Yes, national forest resource managers are still mandated to conduct operations with a multiple-use approach. The managers can use zones to designate certain areas as less sensitive compared to others. The least sensitive areas can be where the timber and grazing takes place. Then, the areas characterized as slightly more sensitive can be designated for recreational activity with close adherence to my first desired condition. While it is difficult to conserve in areas that are open to timber and grazing, it is less difficult to conserve in areas that are also open to recreational activity. Achieving the second desired condition of providing a range of recreation activities is useful to make it so the same type of impact is not being inflicted on the terrain and waters from just having few types of activity. In tandem with the education initiative I described in the third desired condition, a national forest should still be able to allow recreational activity in areas characterized with a a medium-sensitive grade. Finally, the most sensitive areas would be closed off to resource gathering and recreational activity. While the timber and grazing present additional challenge, making it so that the recreational activity needs to be in the medium-sensitive areas instead of the least sensitive, it is still possible to conserve the forest insofar as the management strategy and implementation is excellent.

In a report about achieving maximum gross happiness in the Bhutan national forests, the authors mentioned managing natural capital through design and implementation of specific local interventions requires a fine level of detail, where the services, people’s dependencies on them, and the impacts of alternations to forest ecosystems are identified and prioritized locally (Sears et al. 2017). However, by 2015, only 6% of Bhutan’s forest area, less than half of the targeted area for commercial forest production was designated in 20 forest management units for commercial timber production (Sears et al. 2017). Much more of the targeted area for commercial forest production needs to be under a management system that heavily considers local public input. While managing national forests with the mandated multiple-use approach, it is important to keep in mind that resources will deplete if regulations only encompass a small section of the targeted area for commercial forest production.
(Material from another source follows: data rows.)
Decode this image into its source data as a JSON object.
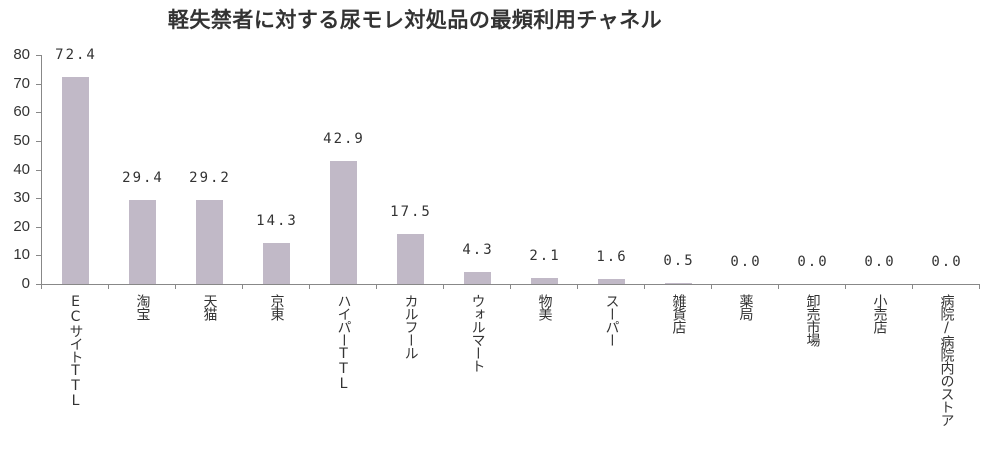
{
  "title": "軽失禁者に対する尿モレ対処品の最頻利用チャネル",
  "chart_data": {
    "type": "bar",
    "title": "軽失禁者に対する尿モレ対処品の最頻利用チャネル",
    "xlabel": "",
    "ylabel": "",
    "ylim": [
      0,
      80
    ],
    "yticks": [
      0,
      10,
      20,
      30,
      40,
      50,
      60,
      70,
      80
    ],
    "grid": false,
    "legend": null,
    "bar_color": "#c1b9c7",
    "categories": [
      "ECサイトTTL",
      "淘宝",
      "天猫",
      "京東",
      "ハイパーTTL",
      "カルフール",
      "ウォルマート",
      "物美",
      "スーパー",
      "雑貨店",
      "薬局",
      "卸売市場",
      "小売店",
      "病院/病院内のストア"
    ],
    "values": [
      72.4,
      29.4,
      29.2,
      14.3,
      42.9,
      17.5,
      4.3,
      2.1,
      1.6,
      0.5,
      0.0,
      0.0,
      0.0,
      0.0
    ],
    "value_labels": [
      "72.4",
      "29.4",
      "29.2",
      "14.3",
      "42.9",
      "17.5",
      "4.3",
      "2.1",
      "1.6",
      "0.5",
      "0.0",
      "0.0",
      "0.0",
      "0.0"
    ]
  }
}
Also, while the Department of Forest and Park Services develops a management plan for each unit, the Natural Resources Development Corporation Limited actually oversees the harvest (Sears et al. 2017). It caught my eye that one agency is responsible for creating the management plan, while the other one is responsible for implementing it. The authors mentioned there is concern about excessive harvest outside the areas of forest management units (Sears et al. 2017). With that being said, it is crucial to have proper enforcement in place to guarantee logging is not taking place outside of the zones designated for it.
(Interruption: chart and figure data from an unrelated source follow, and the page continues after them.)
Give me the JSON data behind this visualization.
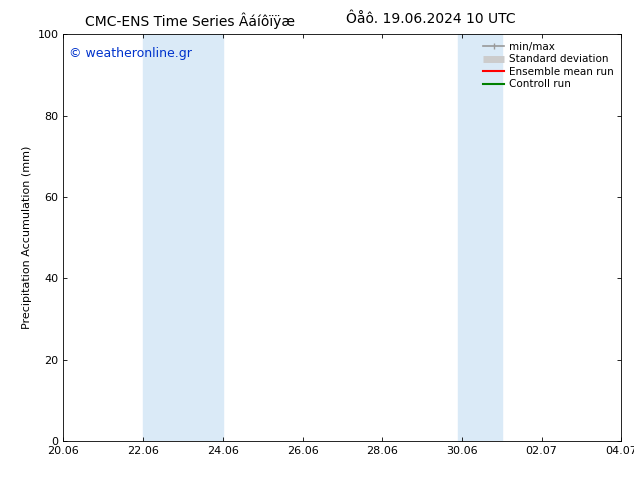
{
  "title_left": "CMC-ENS Time Series Âáíôïÿæ",
  "title_right": "Ôåô. 19.06.2024 10 UTC",
  "ylabel": "Precipitation Accumulation (mm)",
  "ylim": [
    0,
    100
  ],
  "yticks": [
    0,
    20,
    40,
    60,
    80,
    100
  ],
  "xtick_labels": [
    "20.06",
    "22.06",
    "24.06",
    "26.06",
    "28.06",
    "30.06",
    "02.07",
    "04.07"
  ],
  "xtick_positions": [
    0,
    2,
    4,
    6,
    8,
    10,
    12,
    14
  ],
  "xlim": [
    0,
    14
  ],
  "shaded_bands": [
    {
      "x_start": 2.0,
      "x_end": 4.0
    },
    {
      "x_start": 9.9,
      "x_end": 11.0
    }
  ],
  "shaded_color": "#daeaf7",
  "bg_color": "#ffffff",
  "legend_items": [
    {
      "label": "min/max",
      "color": "#999999",
      "lw": 1.2
    },
    {
      "label": "Standard deviation",
      "color": "#cccccc",
      "lw": 5
    },
    {
      "label": "Ensemble mean run",
      "color": "#ff0000",
      "lw": 1.5
    },
    {
      "label": "Controll run",
      "color": "#008000",
      "lw": 1.5
    }
  ],
  "watermark": "© weatheronline.gr",
  "watermark_color": "#0033cc",
  "watermark_fontsize": 9,
  "title_fontsize": 10,
  "axis_fontsize": 8,
  "ylabel_fontsize": 8,
  "legend_fontsize": 7.5
}
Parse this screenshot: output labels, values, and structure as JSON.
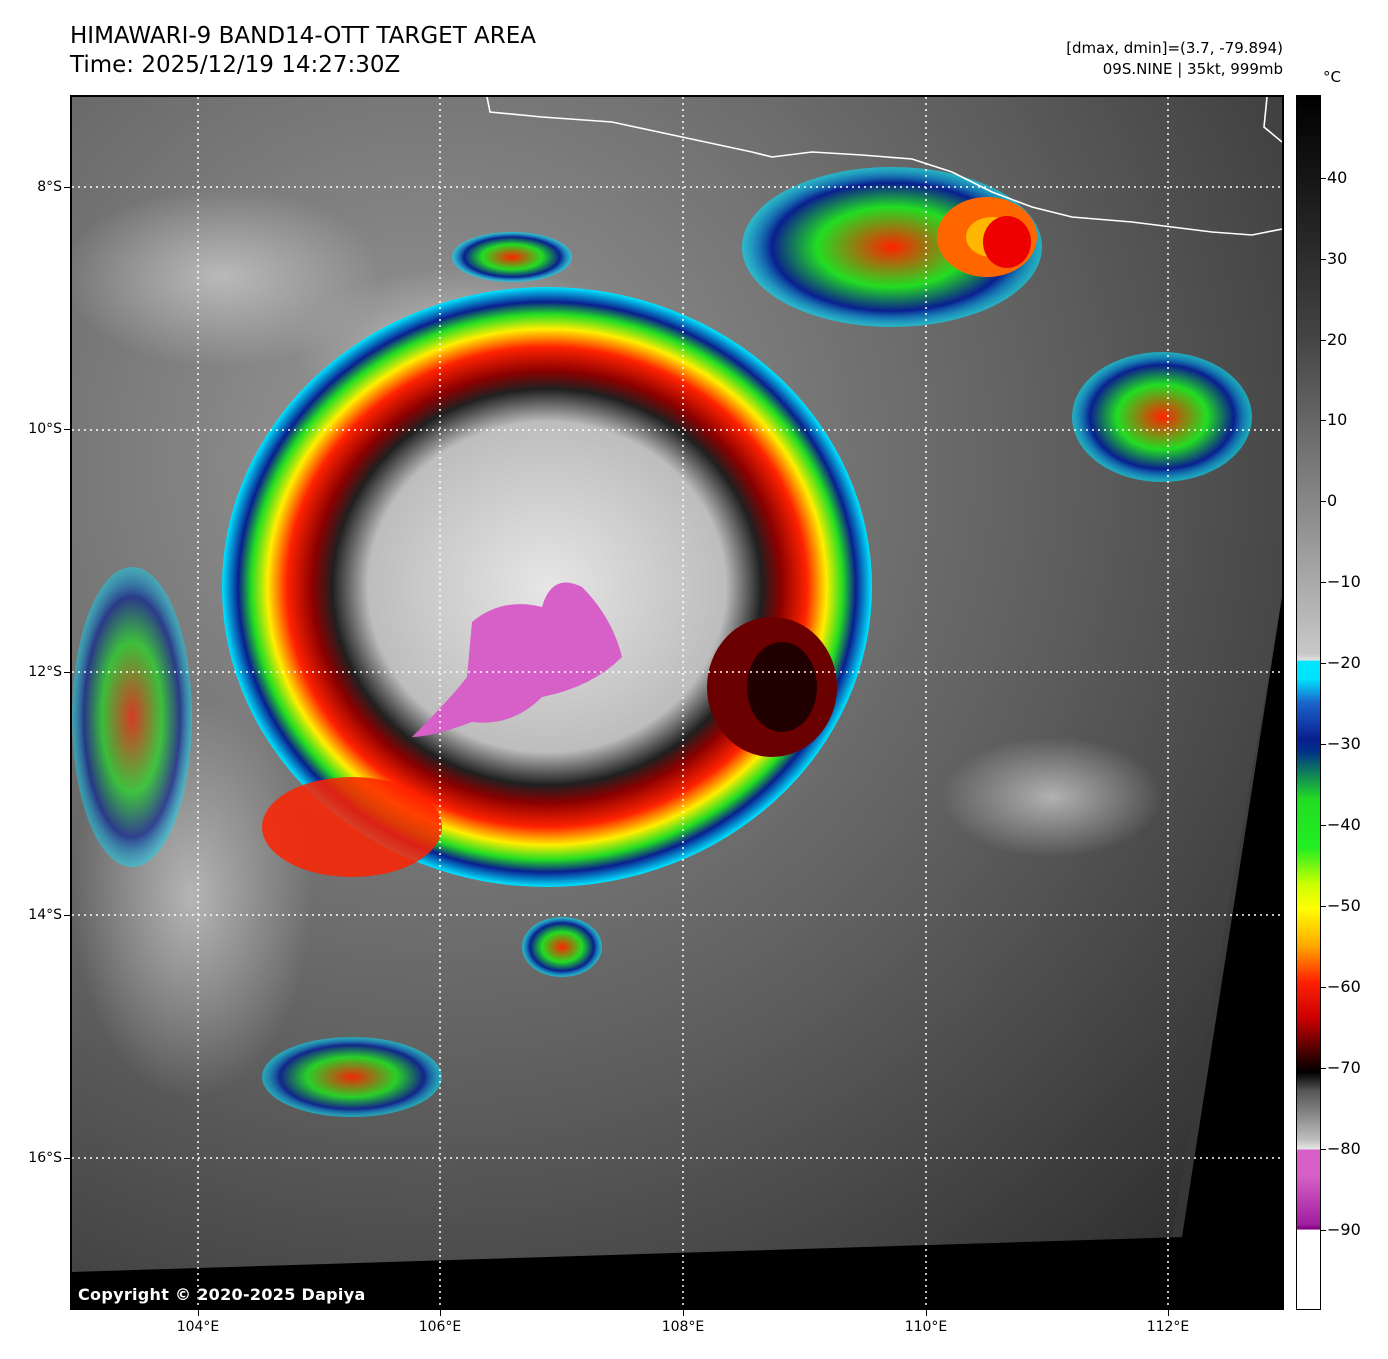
{
  "header": {
    "title_line1": "HIMAWARI-9 BAND14-OTT TARGET AREA",
    "title_line2": "Time: 2025/12/19 14:27:30Z",
    "range_text": "[dmax, dmin]=(3.7, -79.894)",
    "storm_text": "09S.NINE | 35kt, 999mb"
  },
  "map": {
    "lat_labels": [
      "8°S",
      "10°S",
      "12°S",
      "14°S",
      "16°S"
    ],
    "lon_labels": [
      "104°E",
      "106°E",
      "108°E",
      "110°E",
      "112°E"
    ],
    "copyright": "Copyright © 2020-2025 Dapiya",
    "grid": "dotted white"
  },
  "colorbar": {
    "unit": "°C",
    "labels": [
      "40",
      "30",
      "20",
      "10",
      "0",
      "−10",
      "−20",
      "−30",
      "−40",
      "−50",
      "−60",
      "−70",
      "−80",
      "−90"
    ],
    "colors": {
      "warm": "#000000",
      "cold_cloud": "#e6e6e6",
      "cyan": "#00e5ff",
      "blue": "#0a1f8f",
      "green": "#22dd22",
      "yellow": "#ffff00",
      "red": "#ee0000",
      "darkred": "#400000",
      "magenta": "#d660c8",
      "white": "#ffffff"
    }
  }
}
Sears, R., Phuntsho, S., Dorji, T., Choden, K., Norbu, N., & Baral, H. 2017. “Forest ecosystem services and the pillars of Bhutan’s Gross National Happiness”. Center for International Forestry Research. pp: 9-13. Accessed May 11, 2021.

Comment by Sabrina Hetzel:

Excellent job stating conservation and sustainable desired conditions! I also like how you included a range of recreation areas that will accommodate those with physical abilities by road. This is such an important topic of development that is sometimes overlooked in recreational areas. Including both electronic and information boards is also very helpful in helping visitors be well-informed before/during their outdoor experience. Great job!